For instance, studies suggest that while your conscious goal might be to show up early and stay late in the office, your unconscious goal may be to avoid a bigger issue in your personal life. Burning the midnight oil might make you feel productive and accomplished, but it can take a toll on your overall well-being and strain relationships. Instead, take a step back and look at the bigger picture – identify what’s truly driving your behavior.
To give precedent to your conscious goals, I suggest exercising mindfulness as a leadership practice.
According to Harvard Business Review, practicing mindfulness is currently enjoying a surge in attention in leadership development circles, and for good reason. Mindfulness has more benefits than simply clearing your head and eliminating unconscious motivations – it helps you stay focused.
In addition to practicing mindfulness on a regular basis, preach the advantages to your team and employees. Studies have shown that it improves productivity and lowers health care costs for companies, Forbes Contributor Jeanne Meister noted.
This will require a bit more concentration on why you’re doing what you’re doing along with some self-investigation.
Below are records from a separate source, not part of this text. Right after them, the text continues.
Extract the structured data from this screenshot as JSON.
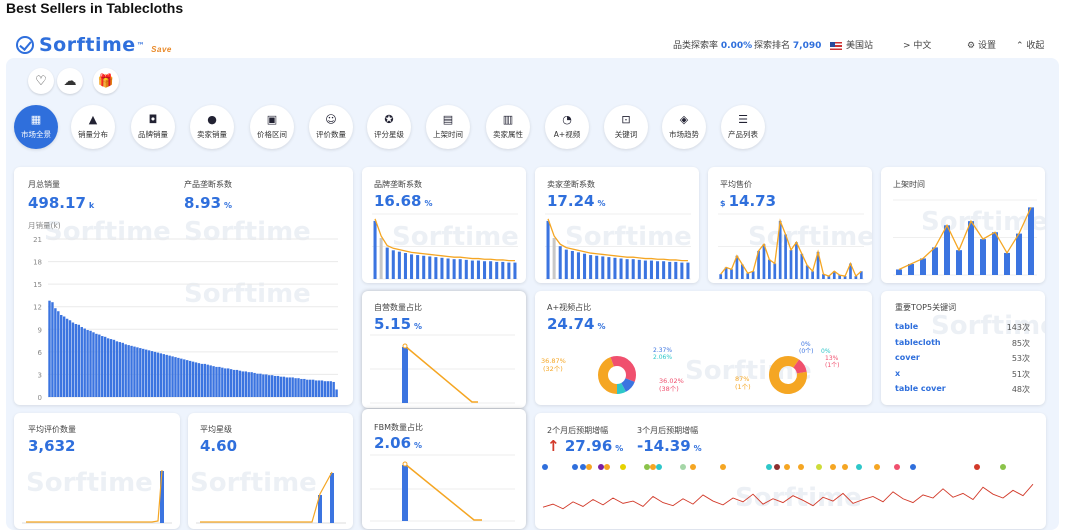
{
  "page": {
    "title": "Best Sellers in Tablecloths"
  },
  "header": {
    "logo_text": "Sorftime",
    "logo_tm": "™",
    "save_tag": "Save",
    "explore_rate_label": "品类探索率",
    "explore_rate_value": "0.00%",
    "explore_rank_label": "探索排名",
    "explore_rank_value": "7,090",
    "marketplace": "美国站",
    "language": "> 中文",
    "settings": "设置",
    "collapse": "收起"
  },
  "quick_icons": [
    "heart-icon",
    "cloud-upload-icon",
    "gift-icon"
  ],
  "nav": {
    "items": [
      {
        "label": "市场全景",
        "icon": "▦"
      },
      {
        "label": "销量分布",
        "icon": "▲"
      },
      {
        "label": "品牌销量",
        "icon": "◘"
      },
      {
        "label": "卖家销量",
        "icon": "●"
      },
      {
        "label": "价格区间",
        "icon": "▣"
      },
      {
        "label": "评价数量",
        "icon": "☺"
      },
      {
        "label": "评分星级",
        "icon": "✪"
      },
      {
        "label": "上架时间",
        "icon": "▤"
      },
      {
        "label": "卖家属性",
        "icon": "▥"
      },
      {
        "label": "A+视频",
        "icon": "◔"
      },
      {
        "label": "关键词",
        "icon": "⊡"
      },
      {
        "label": "市场趋势",
        "icon": "◈"
      },
      {
        "label": "产品列表",
        "icon": "☰"
      }
    ]
  },
  "monthly_sales": {
    "label": "月总销量",
    "value": "498.17",
    "unit": "k",
    "monopoly_label": "产品垄断系数",
    "monopoly_value": "8.93",
    "monopoly_unit": "%",
    "axis_title": "月销量(k)",
    "y_ticks": [
      "21",
      "18",
      "15",
      "12",
      "9",
      "6",
      "3",
      "0"
    ]
  },
  "brand_monopoly": {
    "label": "品牌垄断系数",
    "value": "16.68",
    "unit": "%"
  },
  "seller_monopoly": {
    "label": "卖家垄断系数",
    "value": "17.24",
    "unit": "%"
  },
  "avg_price": {
    "label": "平均售价",
    "currency": "$",
    "value": "14.73"
  },
  "listing_time": {
    "label": "上架时间"
  },
  "self_operated": {
    "label": "自营数量占比",
    "value": "5.15",
    "unit": "%"
  },
  "fbm": {
    "label": "FBM数量占比",
    "value": "2.06",
    "unit": "%"
  },
  "aplus": {
    "label": "A+视频占比",
    "value": "24.74",
    "unit": "%",
    "donut1": {
      "left_pct": "36.87%",
      "left_cnt": "(32个)",
      "right_pct": "36.02%",
      "right_cnt": "(38个)",
      "top_pct": "2.37%",
      "top_cnt": "(2个)",
      "top2_pct": "2.06%",
      "top2_cnt": "(2个)"
    },
    "donut2": {
      "left_pct": "87%",
      "left_cnt": "(1个)",
      "top_pct": "0%",
      "top_cnt": "(0个)",
      "top_r": "0%",
      "top_r_cnt": "(0个)",
      "right_pct": "13%",
      "right_cnt": "(1个)"
    }
  },
  "top_keywords": {
    "label": "重要TOP5关键词",
    "items": [
      {
        "kw": "table",
        "count": "143次"
      },
      {
        "kw": "tablecloth",
        "count": "85次"
      },
      {
        "kw": "cover",
        "count": "53次"
      },
      {
        "kw": "x",
        "count": "51次"
      },
      {
        "kw": "table cover",
        "count": "48次"
      }
    ]
  },
  "avg_reviews": {
    "label": "平均评价数量",
    "value": "3,632"
  },
  "avg_rating": {
    "label": "平均星级",
    "value": "4.60"
  },
  "growth": {
    "label2": "2个月后预期增幅",
    "value2": "27.96",
    "unit2": "%",
    "arrow": "↑",
    "label3": "3个月后预期增幅",
    "value3": "-14.39",
    "unit3": "%"
  },
  "watermark": "Sorftime",
  "colors": {
    "accent": "#2f6fdc",
    "bar": "#3b74e0",
    "line": "#f5a623",
    "red": "#d23a2a",
    "panel": "#eef4fd"
  },
  "chart_data": [
    {
      "type": "bar",
      "title": "月总销量",
      "ylabel": "月销量(k)",
      "ylim": [
        0,
        21
      ],
      "values": [
        12.8,
        12.6,
        11.8,
        11.4,
        10.9,
        10.7,
        10.4,
        10.2,
        9.9,
        9.7,
        9.6,
        9.3,
        9.1,
        8.9,
        8.8,
        8.6,
        8.4,
        8.3,
        8.1,
        8.0,
        7.8,
        7.7,
        7.6,
        7.4,
        7.3,
        7.2,
        7.0,
        6.9,
        6.8,
        6.7,
        6.6,
        6.5,
        6.4,
        6.3,
        6.2,
        6.1,
        6.0,
        5.9,
        5.8,
        5.7,
        5.6,
        5.5,
        5.4,
        5.3,
        5.2,
        5.1,
        5.0,
        4.9,
        4.8,
        4.7,
        4.6,
        4.5,
        4.4,
        4.4,
        4.3,
        4.2,
        4.1,
        4.0,
        4.0,
        3.9,
        3.8,
        3.8,
        3.7,
        3.6,
        3.6,
        3.5,
        3.4,
        3.4,
        3.3,
        3.3,
        3.2,
        3.1,
        3.1,
        3.0,
        3.0,
        2.9,
        2.9,
        2.8,
        2.8,
        2.7,
        2.7,
        2.6,
        2.6,
        2.6,
        2.5,
        2.5,
        2.4,
        2.4,
        2.3,
        2.3,
        2.3,
        2.2,
        2.2,
        2.2,
        2.1,
        2.1,
        2.1,
        2.0,
        1.0
      ]
    },
    {
      "type": "bar",
      "title": "品牌垄断系数",
      "values": [
        8.5,
        6.0,
        4.6,
        4.2,
        4.0,
        3.8,
        3.6,
        3.5,
        3.4,
        3.3,
        3.2,
        3.1,
        3.0,
        2.9,
        2.9,
        2.8,
        2.7,
        2.7,
        2.6,
        2.6,
        2.5,
        2.5,
        2.4,
        2.4
      ]
    },
    {
      "type": "bar",
      "title": "卖家垄断系数",
      "values": [
        8.5,
        6.0,
        4.8,
        4.3,
        4.1,
        3.9,
        3.7,
        3.5,
        3.4,
        3.3,
        3.2,
        3.1,
        3.0,
        2.9,
        2.9,
        2.8,
        2.7,
        2.7,
        2.6,
        2.6,
        2.5,
        2.5,
        2.4,
        2.4
      ]
    },
    {
      "type": "bar",
      "title": "平均售价",
      "values": [
        0.5,
        1.2,
        1.0,
        2.4,
        1.5,
        0.6,
        0.8,
        2.9,
        3.6,
        2.0,
        1.6,
        6.0,
        4.6,
        3.0,
        3.8,
        2.6,
        1.4,
        0.8,
        2.8,
        0.5,
        0.3,
        0.8,
        0.4,
        0.3,
        1.6,
        0.3,
        0.8
      ]
    },
    {
      "type": "bar",
      "title": "上架时间",
      "values": [
        0.4,
        0.8,
        1.2,
        2.0,
        3.6,
        1.8,
        3.9,
        2.6,
        3.1,
        1.6,
        3.0,
        4.9
      ]
    },
    {
      "type": "line",
      "title": "2个月后预期增幅",
      "values": [
        1.8,
        2.2,
        1.6,
        2.5,
        1.9,
        2.8,
        2.1,
        3.0,
        2.3,
        2.6,
        1.9,
        3.2,
        2.4,
        2.0,
        2.9,
        2.2,
        3.4,
        2.6,
        2.1,
        3.0,
        2.5,
        3.5,
        2.2,
        2.9,
        2.4,
        3.3,
        2.7,
        2.0,
        3.1,
        2.6,
        3.6,
        2.3,
        2.8,
        3.2,
        2.5,
        3.8,
        2.9,
        2.4,
        3.4,
        3.0,
        4.2,
        3.1,
        3.6,
        2.8,
        4.4,
        3.5,
        3.0,
        4.0,
        3.3,
        4.8
      ]
    }
  ]
}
Harvard Business Review outlined three “meta-capacities” that can help with remaining mindful:
- Metacognition – The ability to turn off your auto-pilot mode and step back from the current moment to observe what you’re thinking, feeling and sensing. This will let you drill down into the actual motivations driving you, and get a better sense of what’s causing these impulses. Creating a “pause” in your action, allows you to see and choose your objectives.
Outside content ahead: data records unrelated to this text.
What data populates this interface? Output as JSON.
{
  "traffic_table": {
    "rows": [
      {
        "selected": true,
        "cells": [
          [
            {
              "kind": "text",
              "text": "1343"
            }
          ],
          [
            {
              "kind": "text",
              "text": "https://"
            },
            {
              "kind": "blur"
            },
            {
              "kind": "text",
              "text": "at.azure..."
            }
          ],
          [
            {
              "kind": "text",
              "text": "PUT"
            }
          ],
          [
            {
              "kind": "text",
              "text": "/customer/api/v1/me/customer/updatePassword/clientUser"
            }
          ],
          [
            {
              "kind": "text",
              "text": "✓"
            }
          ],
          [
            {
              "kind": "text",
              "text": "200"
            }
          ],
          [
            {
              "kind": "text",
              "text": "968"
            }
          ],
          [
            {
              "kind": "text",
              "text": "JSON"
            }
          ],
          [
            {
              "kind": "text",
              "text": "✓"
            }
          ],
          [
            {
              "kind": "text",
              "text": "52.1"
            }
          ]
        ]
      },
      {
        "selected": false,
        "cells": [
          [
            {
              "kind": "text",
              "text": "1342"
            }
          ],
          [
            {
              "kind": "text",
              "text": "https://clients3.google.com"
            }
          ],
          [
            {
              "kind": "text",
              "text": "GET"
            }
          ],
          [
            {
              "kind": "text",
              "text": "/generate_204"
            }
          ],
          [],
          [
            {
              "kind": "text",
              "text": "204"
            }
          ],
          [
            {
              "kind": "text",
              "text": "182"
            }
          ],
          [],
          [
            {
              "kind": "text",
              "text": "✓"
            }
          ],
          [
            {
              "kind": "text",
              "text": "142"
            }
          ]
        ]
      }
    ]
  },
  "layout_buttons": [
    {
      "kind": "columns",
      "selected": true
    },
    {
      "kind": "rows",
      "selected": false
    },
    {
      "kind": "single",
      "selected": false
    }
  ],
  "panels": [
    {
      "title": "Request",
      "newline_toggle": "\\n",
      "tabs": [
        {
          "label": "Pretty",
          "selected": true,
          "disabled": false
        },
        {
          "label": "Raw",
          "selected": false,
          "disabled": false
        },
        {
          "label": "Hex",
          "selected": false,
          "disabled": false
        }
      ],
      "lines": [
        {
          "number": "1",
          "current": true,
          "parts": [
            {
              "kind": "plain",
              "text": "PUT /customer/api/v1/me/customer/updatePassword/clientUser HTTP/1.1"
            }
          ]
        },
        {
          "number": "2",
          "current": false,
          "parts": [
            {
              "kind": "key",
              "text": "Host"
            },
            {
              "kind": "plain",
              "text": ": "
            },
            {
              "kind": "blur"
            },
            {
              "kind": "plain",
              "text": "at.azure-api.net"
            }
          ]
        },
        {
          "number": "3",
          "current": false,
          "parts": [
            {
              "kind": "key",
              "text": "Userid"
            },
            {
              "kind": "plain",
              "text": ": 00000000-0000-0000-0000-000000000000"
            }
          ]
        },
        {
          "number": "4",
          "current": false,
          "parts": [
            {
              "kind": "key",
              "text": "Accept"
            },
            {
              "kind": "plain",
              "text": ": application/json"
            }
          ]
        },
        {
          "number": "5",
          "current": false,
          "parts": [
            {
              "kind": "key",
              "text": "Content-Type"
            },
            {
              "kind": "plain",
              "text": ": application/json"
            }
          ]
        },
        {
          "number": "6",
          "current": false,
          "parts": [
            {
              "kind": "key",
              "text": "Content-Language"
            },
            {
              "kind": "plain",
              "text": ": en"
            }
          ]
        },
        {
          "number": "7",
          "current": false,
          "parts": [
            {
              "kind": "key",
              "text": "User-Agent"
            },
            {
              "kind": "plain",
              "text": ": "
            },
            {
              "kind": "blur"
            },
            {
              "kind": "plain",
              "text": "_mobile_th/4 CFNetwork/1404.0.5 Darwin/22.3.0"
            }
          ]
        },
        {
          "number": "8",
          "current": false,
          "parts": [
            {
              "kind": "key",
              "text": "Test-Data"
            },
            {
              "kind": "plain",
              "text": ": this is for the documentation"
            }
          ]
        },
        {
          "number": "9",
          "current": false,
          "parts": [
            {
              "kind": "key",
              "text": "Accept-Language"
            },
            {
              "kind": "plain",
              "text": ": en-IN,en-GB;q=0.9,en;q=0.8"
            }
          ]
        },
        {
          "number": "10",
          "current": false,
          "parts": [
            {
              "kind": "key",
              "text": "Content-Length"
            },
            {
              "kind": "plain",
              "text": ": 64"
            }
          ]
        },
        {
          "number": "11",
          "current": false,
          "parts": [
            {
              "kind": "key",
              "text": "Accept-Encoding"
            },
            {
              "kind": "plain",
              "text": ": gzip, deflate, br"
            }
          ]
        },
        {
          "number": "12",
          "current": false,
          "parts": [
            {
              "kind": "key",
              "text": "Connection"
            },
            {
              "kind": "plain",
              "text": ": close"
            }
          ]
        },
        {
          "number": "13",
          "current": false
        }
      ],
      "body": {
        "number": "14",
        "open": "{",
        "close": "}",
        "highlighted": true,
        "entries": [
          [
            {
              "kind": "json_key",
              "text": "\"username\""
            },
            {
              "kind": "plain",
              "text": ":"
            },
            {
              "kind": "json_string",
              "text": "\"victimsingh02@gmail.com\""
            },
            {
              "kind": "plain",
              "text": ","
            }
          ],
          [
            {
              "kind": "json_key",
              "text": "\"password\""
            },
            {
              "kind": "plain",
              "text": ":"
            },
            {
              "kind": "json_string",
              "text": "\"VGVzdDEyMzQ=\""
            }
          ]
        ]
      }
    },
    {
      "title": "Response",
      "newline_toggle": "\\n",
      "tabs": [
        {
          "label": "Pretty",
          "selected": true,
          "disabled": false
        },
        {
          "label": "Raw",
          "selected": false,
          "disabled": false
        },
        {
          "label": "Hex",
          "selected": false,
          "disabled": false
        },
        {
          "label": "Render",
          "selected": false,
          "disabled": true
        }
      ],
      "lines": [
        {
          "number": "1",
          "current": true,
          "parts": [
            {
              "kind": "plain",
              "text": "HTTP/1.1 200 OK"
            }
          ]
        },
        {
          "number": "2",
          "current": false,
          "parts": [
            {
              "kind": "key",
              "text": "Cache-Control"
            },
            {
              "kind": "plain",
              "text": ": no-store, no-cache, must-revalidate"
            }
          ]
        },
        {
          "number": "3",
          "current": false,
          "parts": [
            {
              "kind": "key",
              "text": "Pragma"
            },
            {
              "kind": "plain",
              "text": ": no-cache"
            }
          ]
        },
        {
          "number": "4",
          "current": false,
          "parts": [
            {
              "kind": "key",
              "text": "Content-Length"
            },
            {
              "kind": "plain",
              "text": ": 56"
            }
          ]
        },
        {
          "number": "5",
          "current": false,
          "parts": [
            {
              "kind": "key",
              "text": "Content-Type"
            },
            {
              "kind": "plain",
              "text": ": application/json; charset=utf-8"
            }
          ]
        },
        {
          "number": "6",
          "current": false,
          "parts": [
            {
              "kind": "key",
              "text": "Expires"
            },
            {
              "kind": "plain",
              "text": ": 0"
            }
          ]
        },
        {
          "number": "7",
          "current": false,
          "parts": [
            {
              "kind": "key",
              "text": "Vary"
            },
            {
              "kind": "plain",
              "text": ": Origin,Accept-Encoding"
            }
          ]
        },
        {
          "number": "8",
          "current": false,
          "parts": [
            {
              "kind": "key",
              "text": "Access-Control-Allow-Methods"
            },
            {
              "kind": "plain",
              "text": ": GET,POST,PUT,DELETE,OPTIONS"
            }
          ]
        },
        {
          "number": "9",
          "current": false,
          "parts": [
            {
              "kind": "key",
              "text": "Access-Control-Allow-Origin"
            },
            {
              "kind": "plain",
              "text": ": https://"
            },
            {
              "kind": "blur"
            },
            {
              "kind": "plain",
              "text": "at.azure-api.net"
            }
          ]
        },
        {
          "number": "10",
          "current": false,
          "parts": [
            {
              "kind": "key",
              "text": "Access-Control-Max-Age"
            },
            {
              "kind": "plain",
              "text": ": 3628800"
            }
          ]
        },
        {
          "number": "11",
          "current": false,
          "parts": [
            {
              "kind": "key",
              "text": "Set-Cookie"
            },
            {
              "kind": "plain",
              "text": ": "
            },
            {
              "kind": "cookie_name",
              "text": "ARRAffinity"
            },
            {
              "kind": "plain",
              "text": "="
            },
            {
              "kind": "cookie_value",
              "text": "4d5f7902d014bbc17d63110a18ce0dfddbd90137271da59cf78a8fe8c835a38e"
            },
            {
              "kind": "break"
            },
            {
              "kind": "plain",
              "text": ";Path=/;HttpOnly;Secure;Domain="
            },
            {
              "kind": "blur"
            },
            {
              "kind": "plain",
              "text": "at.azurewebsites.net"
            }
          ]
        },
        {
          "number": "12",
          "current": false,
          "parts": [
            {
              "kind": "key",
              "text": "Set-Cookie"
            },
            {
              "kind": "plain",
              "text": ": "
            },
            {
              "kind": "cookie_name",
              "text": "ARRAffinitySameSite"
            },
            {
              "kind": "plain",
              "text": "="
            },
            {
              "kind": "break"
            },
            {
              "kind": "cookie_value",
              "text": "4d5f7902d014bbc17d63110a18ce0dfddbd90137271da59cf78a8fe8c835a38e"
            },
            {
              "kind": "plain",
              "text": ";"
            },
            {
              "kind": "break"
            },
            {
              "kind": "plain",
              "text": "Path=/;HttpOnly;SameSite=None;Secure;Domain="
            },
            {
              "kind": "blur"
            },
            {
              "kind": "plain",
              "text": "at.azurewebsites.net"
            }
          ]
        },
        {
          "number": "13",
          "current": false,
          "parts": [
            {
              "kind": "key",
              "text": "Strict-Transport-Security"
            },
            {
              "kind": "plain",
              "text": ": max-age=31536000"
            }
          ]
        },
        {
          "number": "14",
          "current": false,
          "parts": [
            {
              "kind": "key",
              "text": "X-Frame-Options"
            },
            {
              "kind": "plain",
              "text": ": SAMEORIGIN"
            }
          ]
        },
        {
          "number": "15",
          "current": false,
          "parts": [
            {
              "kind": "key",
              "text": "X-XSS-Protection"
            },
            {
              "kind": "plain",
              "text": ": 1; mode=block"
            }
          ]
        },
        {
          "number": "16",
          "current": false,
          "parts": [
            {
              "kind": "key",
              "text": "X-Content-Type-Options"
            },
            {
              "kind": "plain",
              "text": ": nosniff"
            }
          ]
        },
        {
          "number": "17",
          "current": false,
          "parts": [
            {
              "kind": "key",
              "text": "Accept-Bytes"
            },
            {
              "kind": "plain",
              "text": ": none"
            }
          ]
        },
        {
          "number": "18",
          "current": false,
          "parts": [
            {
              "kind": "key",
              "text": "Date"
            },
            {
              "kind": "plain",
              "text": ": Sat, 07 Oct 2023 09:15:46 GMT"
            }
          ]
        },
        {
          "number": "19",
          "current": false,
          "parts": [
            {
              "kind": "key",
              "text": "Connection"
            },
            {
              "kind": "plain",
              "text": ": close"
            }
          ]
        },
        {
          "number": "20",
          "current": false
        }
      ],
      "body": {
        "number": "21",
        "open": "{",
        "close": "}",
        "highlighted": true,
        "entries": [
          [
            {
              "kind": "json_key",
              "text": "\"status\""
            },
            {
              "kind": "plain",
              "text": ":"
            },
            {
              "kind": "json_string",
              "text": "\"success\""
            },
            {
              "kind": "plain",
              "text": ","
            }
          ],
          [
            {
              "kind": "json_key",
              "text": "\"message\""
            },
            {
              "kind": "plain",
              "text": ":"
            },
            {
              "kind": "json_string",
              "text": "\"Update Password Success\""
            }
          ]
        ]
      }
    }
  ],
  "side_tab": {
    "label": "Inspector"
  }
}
- Allowing – The ability to let whatever may be, be. This c’est la vie-attitude doesn’t imply being weak or passive, it means to view the world as it actually is right now. All change begins with telling the truth. This practice helps you focus on setting and achieving the right goals.
- Curiosity – The ability to continually show a lively interest and be inquisitive about both your inner and outer world. Active curiosity raises your awareness and helps ground you to the present moment.
With these practices for remaining mindful, you can minimize the unconscious motivations driving you off course and remain focused on achieving the conscious ones that will further your success.